Aug 24th, 2009, 04:08 AM
neptun_

Page source code with cURL

Hello,

I would like to put into an array, or list, all the domains name situated at the address ‘http://www.trafic.ro/’.
It is possible, because I don’t see the source code (after retriving it with the cURL functions)? :confused:
The code is not visible nither with “view source”… :(

Thank you in advance
Aug 24th, 2009, 09:43 AM
SambaNeko

Re: Page source code with cURL

That page appears to be loading its data via Javascript; cURL cannot execute Javascript, and therefore won't get the content generated by it. I'm not sure how else you could go about doing this...
Aug 24th, 2009, 03:58 PM
neptun_

Re: Page source code with cURL

In this case, I am wondering if there is a way to loop all the pages and retrive the domains list. I think there must be a way, knowing that in informatics nothing is impossible..:)
Aug 25th, 2009, 02:49 AM
visualAd

Re: Page source code with cURL

What do you mean by "retrieve the domains list"?
Aug 25th, 2009, 07:35 AM
neptun_

Re: Page source code with cURL

I would like to create an array with the list of all domains founded on the site www.trafic.ro, for example:

$domain[0] = ‘www.trilulilu.ro’
$domain[1] = ‘forum.softpedia.com’
......

and so on, for all domains of the 3059 pages.
Aug 25th, 2009, 07:39 AM
visualAd

Re: Page source code with cURL

I don't think you would be allowed to do that as you are taking data from another site, which is effectively a breach of copyright.

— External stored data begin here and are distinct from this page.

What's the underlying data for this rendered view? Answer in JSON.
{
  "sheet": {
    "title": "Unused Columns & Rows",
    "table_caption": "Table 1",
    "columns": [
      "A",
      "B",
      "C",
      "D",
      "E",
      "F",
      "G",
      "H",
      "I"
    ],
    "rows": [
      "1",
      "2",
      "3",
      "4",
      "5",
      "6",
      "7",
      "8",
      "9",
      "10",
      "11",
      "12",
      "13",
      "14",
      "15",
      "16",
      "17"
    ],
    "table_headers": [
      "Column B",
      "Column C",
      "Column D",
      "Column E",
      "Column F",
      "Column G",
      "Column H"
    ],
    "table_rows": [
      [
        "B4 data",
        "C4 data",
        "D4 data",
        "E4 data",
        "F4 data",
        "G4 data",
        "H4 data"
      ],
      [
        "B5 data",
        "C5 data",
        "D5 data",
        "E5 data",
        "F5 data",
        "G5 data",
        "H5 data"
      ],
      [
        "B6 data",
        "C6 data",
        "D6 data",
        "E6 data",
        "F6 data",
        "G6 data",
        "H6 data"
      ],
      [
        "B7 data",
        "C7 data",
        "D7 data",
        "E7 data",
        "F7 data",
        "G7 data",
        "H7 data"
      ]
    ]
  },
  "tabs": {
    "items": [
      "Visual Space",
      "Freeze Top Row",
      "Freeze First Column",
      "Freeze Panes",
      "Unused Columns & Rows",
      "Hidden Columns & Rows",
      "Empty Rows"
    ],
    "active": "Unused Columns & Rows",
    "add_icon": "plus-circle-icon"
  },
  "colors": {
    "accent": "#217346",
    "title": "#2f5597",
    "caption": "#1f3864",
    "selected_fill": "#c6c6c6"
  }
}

In addition, if the page is generated by Javascript then you are not going to get very far with the source code unless you write your own Javascript interpreter, run the source code through it then crawl the links.
Aug 26th, 2009, 02:06 AM
neptun_

Re: Page source code with cURL

Copyright is “a document granting exclusive right to publish and sell literary or musical or artistic work”. In the mentionned site is only a collection of public web addresses, so in my opinion is not subject to copyright.
More than that I am using it only for a personal statistical analysis.
Aug 26th, 2009, 02:32 AM
kows

Re: Page source code with cURL

after a small amount of source-looking, this website might get their information from this website. you may have a much easier time crawling that website instead.
Aug 26th, 2009, 04:18 AM
visualAd

Re: Page source code with cURL

Quote:

Originally Posted by neptun_

Copyright is “a document granting exclusive right to publish and sell literary or musical or artistic work”. In the mentionned site is only a collection of public web addresses, so in my opinion is not subject to copyright.
More than that I am using it only for a personal statistical analysis.

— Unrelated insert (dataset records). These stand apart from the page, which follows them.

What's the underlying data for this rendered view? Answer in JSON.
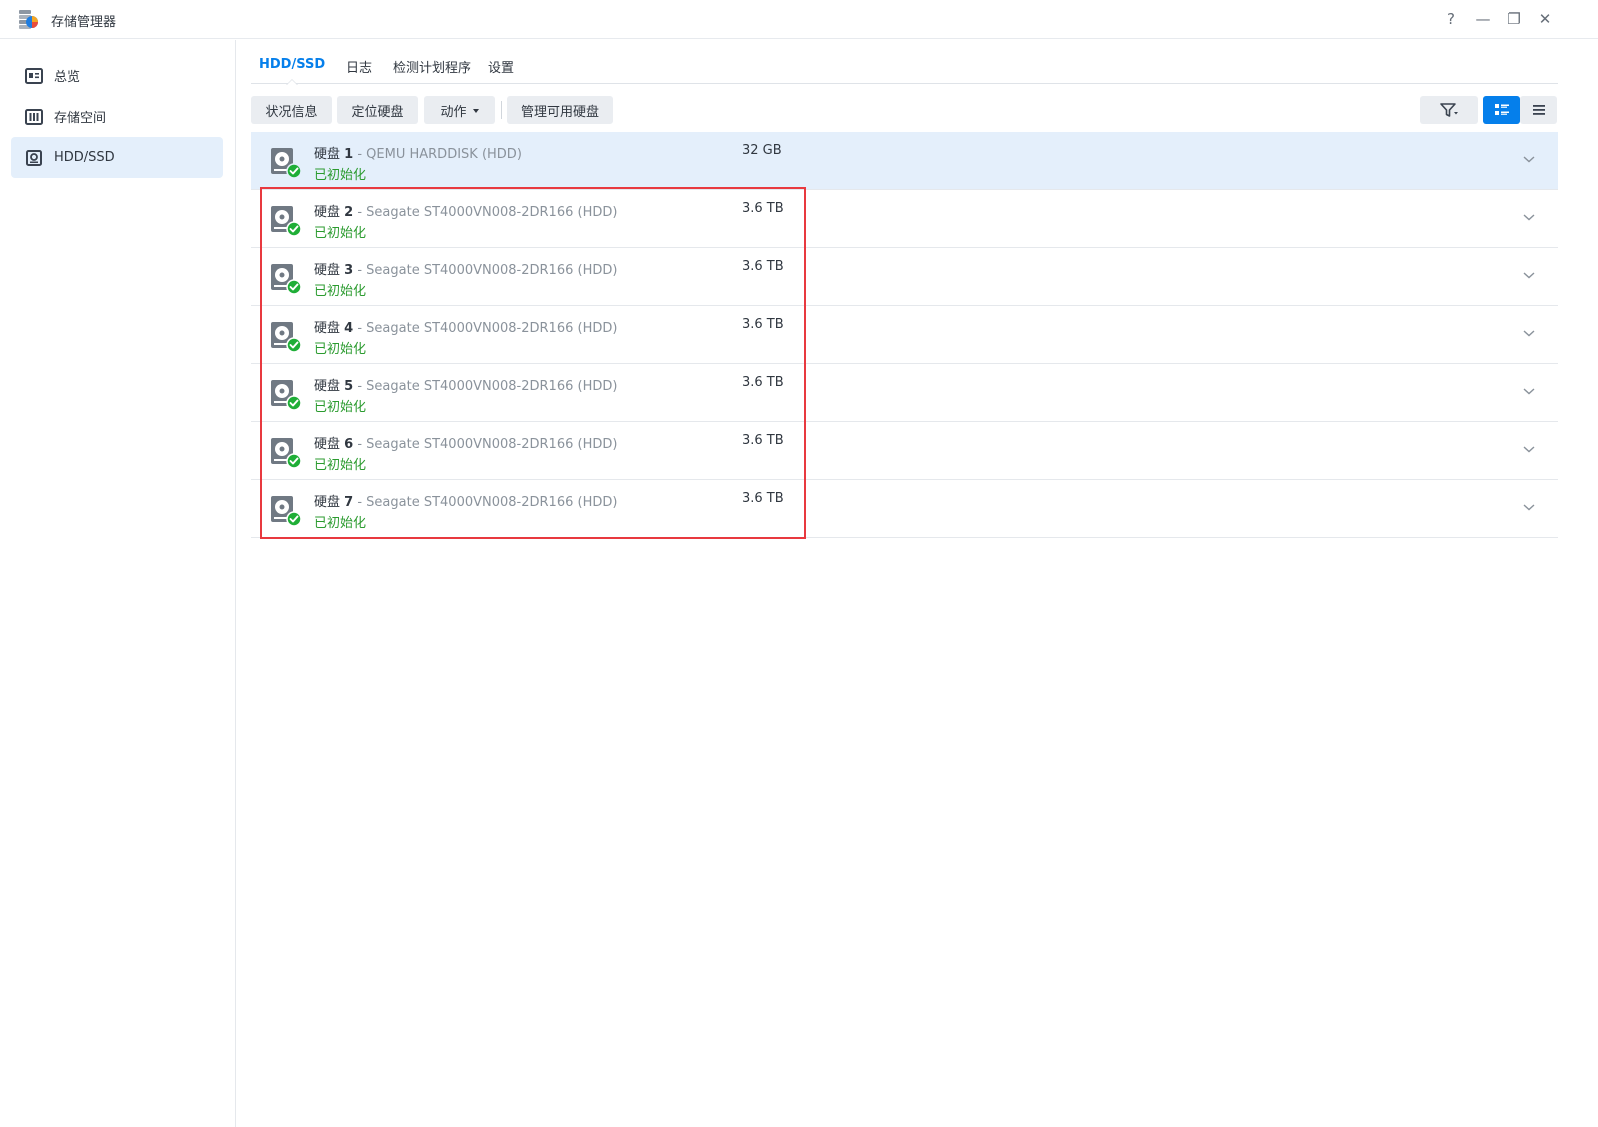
{
  "window": {
    "title": "存储管理器",
    "controls": [
      "?",
      "—",
      "❐",
      "✕"
    ]
  },
  "sidebar": {
    "items": [
      {
        "label": "总览",
        "icon": "overview-icon",
        "active": false
      },
      {
        "label": "存储空间",
        "icon": "storage-pool-icon",
        "active": false
      },
      {
        "label": "HDD/SSD",
        "icon": "hdd-icon",
        "active": true
      }
    ]
  },
  "tabs": [
    {
      "label": "HDD/SSD",
      "active": true
    },
    {
      "label": "日志",
      "active": false
    },
    {
      "label": "检测计划程序",
      "active": false
    },
    {
      "label": "设置",
      "active": false
    }
  ],
  "toolbar": {
    "status_info": "状况信息",
    "locate_disk": "定位硬盘",
    "action": "动作",
    "manage_disks": "管理可用硬盘"
  },
  "disks": [
    {
      "name": "硬盘",
      "number": "1",
      "model": "QEMU HARDDISK (HDD)",
      "status": "已初始化",
      "size": "32 GB",
      "selected": true
    },
    {
      "name": "硬盘",
      "number": "2",
      "model": "Seagate ST4000VN008-2DR166 (HDD)",
      "status": "已初始化",
      "size": "3.6 TB",
      "selected": false
    },
    {
      "name": "硬盘",
      "number": "3",
      "model": "Seagate ST4000VN008-2DR166 (HDD)",
      "status": "已初始化",
      "size": "3.6 TB",
      "selected": false
    },
    {
      "name": "硬盘",
      "number": "4",
      "model": "Seagate ST4000VN008-2DR166 (HDD)",
      "status": "已初始化",
      "size": "3.6 TB",
      "selected": false
    },
    {
      "name": "硬盘",
      "number": "5",
      "model": "Seagate ST4000VN008-2DR166 (HDD)",
      "status": "已初始化",
      "size": "3.6 TB",
      "selected": false
    },
    {
      "name": "硬盘",
      "number": "6",
      "model": "Seagate ST4000VN008-2DR166 (HDD)",
      "status": "已初始化",
      "size": "3.6 TB",
      "selected": false
    },
    {
      "name": "硬盘",
      "number": "7",
      "model": "Seagate ST4000VN008-2DR166 (HDD)",
      "status": "已初始化",
      "size": "3.6 TB",
      "selected": false
    }
  ],
  "colors": {
    "accent": "#057feb",
    "status_ok": "#2b9b2f",
    "highlight": "#e8393f",
    "selected_row": "#e4effb"
  }
}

The content has not been compiled by you, therefore you have no right to modify and republish it. It does not matter what the content is; in order to proceed you must get permission from the owner of the web site or reference fully with use of a link the location from which you pulled the information and state clearly that the information was from that source.

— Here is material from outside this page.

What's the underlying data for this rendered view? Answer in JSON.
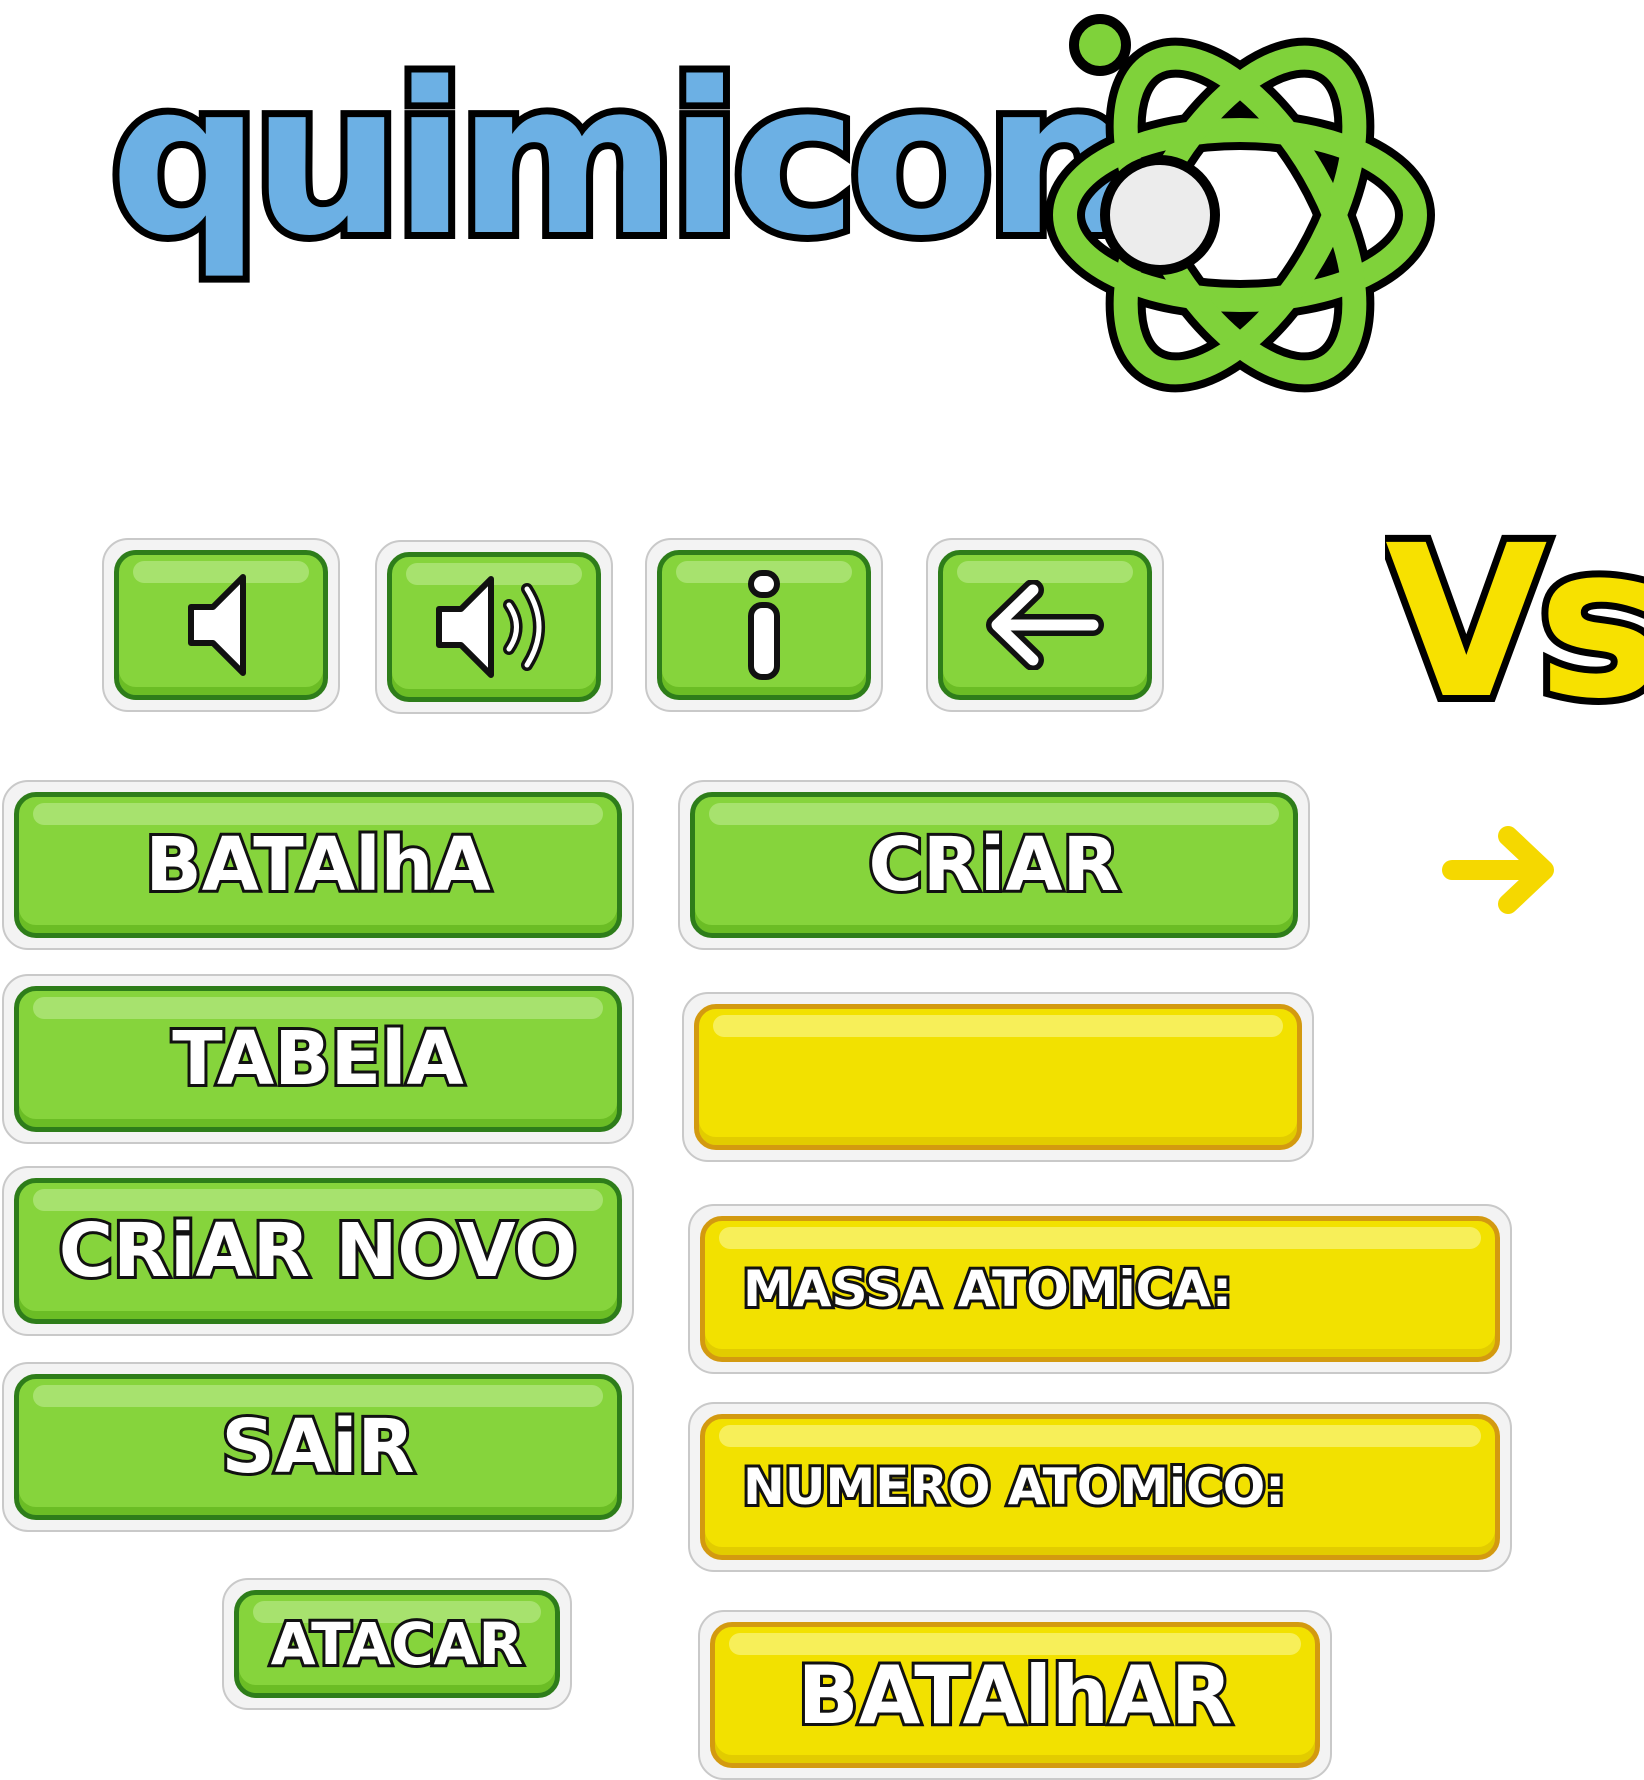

Please refer to the hosting countries copyright law for clarification: http://www.legi-internet.ro/en/copyright.htm

If you are using it only for personal purposes, you still need to reference the source of the information in order to give credit to the copyright owner and more importantly add the required weight to any statistics derived from those data.
Aug 26th, 2009, 08:18 AM
neptun_

Re: Page source code with cURL

Kows, thanks for the addres. Unfortunately they have only 400 sites in their statistics. Trafic.ro contains almost every site in the country (~45.000). I think they are using only a ping to the mentionned site.

visualAd, thank you too for the address regarding the copyright. All I want do do is an analysis, only for my personal curiosity, to be able to compare the data with the official reports.

It remains an interesting question, from the technical point of view, how to get the source code from that kind of site, with pages generated in Javascript. How it can be done and what is the amount of time to spend… it is 5 hours, it is 5 days..
Aug 26th, 2009, 02:40 PM
kows

Re: Page source code with cURL

it's just using ajax. if you sifted through their code you could figure it out, I'm sure. I'm just not going to.